So I would suggest not sending him the link quite yet.  Within 2 - 3
weeks I suspect we can start giving out sneak previews though.


Roy Tennant wrote:

Short answer now, longer/better answer next week when someone gets
back in the office. We have 4.5 million records indexed at the
moment, but have had up to 9 million indexed. Our dev system runs on
a Unix server (specs to come) that runs other apps as well.

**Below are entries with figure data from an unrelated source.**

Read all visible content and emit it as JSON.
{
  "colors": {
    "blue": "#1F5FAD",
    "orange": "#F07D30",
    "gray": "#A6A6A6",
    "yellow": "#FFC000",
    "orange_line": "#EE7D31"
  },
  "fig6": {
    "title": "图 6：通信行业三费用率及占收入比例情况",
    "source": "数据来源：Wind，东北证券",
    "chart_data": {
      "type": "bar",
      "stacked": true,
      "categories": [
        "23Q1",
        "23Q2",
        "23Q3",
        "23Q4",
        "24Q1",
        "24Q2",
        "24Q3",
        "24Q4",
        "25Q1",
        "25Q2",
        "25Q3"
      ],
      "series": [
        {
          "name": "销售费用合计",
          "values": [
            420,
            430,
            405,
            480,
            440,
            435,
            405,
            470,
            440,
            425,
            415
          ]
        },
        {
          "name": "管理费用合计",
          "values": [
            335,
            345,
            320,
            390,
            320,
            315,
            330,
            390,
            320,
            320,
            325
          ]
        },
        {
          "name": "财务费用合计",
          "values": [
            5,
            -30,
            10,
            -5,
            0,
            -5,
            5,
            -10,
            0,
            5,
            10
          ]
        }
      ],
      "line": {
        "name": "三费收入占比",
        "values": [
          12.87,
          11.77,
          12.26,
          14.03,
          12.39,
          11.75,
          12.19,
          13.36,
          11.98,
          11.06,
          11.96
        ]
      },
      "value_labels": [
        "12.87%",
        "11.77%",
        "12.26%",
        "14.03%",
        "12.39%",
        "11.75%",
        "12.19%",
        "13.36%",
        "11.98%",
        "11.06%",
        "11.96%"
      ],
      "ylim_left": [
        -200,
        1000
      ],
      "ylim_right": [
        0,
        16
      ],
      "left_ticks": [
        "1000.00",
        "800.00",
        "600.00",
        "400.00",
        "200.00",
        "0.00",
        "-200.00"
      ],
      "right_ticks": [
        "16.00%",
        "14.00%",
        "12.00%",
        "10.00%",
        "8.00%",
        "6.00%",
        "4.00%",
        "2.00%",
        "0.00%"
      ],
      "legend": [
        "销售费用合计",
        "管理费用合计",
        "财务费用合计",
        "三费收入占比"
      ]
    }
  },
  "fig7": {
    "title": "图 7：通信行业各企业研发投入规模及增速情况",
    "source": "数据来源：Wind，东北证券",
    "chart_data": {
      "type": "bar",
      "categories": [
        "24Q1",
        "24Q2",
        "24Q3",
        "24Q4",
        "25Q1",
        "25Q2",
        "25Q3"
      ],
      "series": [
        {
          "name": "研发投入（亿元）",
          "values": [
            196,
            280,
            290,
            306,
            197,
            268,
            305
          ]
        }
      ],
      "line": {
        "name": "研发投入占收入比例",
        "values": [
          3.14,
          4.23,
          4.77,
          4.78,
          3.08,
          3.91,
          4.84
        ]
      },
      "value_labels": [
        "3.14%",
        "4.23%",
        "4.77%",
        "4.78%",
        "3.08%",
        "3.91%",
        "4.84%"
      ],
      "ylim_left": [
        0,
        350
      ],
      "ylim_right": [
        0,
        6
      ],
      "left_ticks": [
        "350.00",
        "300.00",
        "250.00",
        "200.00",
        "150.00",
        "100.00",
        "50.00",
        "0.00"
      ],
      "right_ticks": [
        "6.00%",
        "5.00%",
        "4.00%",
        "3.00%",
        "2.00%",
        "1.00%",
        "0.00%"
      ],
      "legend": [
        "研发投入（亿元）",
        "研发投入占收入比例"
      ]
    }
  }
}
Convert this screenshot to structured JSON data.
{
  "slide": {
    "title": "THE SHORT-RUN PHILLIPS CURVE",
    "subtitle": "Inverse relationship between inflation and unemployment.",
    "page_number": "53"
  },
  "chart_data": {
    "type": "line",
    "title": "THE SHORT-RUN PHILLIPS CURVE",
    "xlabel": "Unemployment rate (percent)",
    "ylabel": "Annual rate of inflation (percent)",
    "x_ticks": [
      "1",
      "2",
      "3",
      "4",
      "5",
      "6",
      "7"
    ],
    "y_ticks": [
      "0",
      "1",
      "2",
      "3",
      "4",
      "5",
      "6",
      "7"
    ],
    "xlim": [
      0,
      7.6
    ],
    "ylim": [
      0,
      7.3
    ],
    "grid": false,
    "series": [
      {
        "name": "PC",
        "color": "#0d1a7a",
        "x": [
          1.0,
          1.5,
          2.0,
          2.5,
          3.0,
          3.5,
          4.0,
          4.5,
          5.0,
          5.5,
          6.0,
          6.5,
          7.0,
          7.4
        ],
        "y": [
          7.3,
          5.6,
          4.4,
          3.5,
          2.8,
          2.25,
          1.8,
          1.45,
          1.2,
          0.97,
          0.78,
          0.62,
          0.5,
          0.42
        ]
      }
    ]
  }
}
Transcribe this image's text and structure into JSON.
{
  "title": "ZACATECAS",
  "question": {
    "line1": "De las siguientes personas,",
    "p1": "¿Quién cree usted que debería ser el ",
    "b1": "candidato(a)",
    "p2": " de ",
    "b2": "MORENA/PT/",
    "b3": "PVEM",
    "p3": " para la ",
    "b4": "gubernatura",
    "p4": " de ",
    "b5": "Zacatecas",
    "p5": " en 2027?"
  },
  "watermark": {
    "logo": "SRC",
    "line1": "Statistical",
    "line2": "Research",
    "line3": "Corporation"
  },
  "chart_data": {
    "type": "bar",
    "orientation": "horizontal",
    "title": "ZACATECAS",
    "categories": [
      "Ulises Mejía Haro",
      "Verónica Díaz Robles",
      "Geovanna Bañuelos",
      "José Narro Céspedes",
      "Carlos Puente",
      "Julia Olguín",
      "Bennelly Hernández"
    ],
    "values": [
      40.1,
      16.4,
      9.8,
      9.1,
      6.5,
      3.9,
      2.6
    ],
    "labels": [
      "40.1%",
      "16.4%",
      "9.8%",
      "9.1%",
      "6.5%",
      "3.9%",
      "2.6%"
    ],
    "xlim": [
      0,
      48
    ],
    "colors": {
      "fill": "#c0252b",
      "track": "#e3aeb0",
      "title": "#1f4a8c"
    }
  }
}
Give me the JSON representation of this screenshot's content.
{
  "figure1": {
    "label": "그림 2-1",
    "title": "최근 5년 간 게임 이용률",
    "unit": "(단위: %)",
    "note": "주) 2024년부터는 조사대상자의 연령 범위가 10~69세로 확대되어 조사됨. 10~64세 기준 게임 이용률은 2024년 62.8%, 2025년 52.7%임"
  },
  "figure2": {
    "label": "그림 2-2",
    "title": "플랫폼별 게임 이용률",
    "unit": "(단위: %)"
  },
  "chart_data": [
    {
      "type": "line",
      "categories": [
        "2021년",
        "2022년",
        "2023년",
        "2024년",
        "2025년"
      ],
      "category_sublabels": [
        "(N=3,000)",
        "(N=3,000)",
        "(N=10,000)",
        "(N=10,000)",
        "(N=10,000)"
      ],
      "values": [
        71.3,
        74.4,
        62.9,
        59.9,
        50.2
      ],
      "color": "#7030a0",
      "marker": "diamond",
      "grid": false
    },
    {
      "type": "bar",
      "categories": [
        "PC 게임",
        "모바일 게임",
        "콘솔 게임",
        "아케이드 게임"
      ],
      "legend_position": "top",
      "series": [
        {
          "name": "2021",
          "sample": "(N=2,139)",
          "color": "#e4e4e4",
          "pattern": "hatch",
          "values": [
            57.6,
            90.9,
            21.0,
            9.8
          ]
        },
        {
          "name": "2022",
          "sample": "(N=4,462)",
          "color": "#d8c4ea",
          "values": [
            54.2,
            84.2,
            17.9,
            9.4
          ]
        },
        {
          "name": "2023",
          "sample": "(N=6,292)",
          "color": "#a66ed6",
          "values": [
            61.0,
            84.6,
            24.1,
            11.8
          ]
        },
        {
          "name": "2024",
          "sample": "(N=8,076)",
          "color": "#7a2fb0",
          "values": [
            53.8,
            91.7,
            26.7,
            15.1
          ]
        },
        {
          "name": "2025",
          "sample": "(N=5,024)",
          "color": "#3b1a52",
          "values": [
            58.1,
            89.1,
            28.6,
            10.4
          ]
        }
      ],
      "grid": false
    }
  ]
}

I'm not
sure if we can share the crude search interface so you can judge the
response, but will try to find out.

On Dec 2, 2005, at 12:36 PM, Andrew Nagy wrote:

Roy Tennant wrote:

Andrew, just as an additional data point, we have millions of records
indexed in our Lucene-based XTF system, and the response isn't too
bad even on a development server.

Can you and others on this list briefly describe your hardware
for this?  I am assuming this is not running on an old 486 that is
around in your office :)

Do you feel that the searching is processor intensive and may be best
suited for a load balanced infrastructure?  I am implementing my pilot
using eXist which stores the XML Database in B Trees which from my
knowledge is an in memory data structure so therefor the machine would
need lots of ram however I am curious as to the processing

Thanks, you guys rock!


[CODE4LIB] Sneak previews, etc.

2005-12-02 Thread Colleen Whitney

Sorry all, that was obviously meant for Roy.

But...that said...when the prototype is ready for sneak previews I'll
send the link around to the list.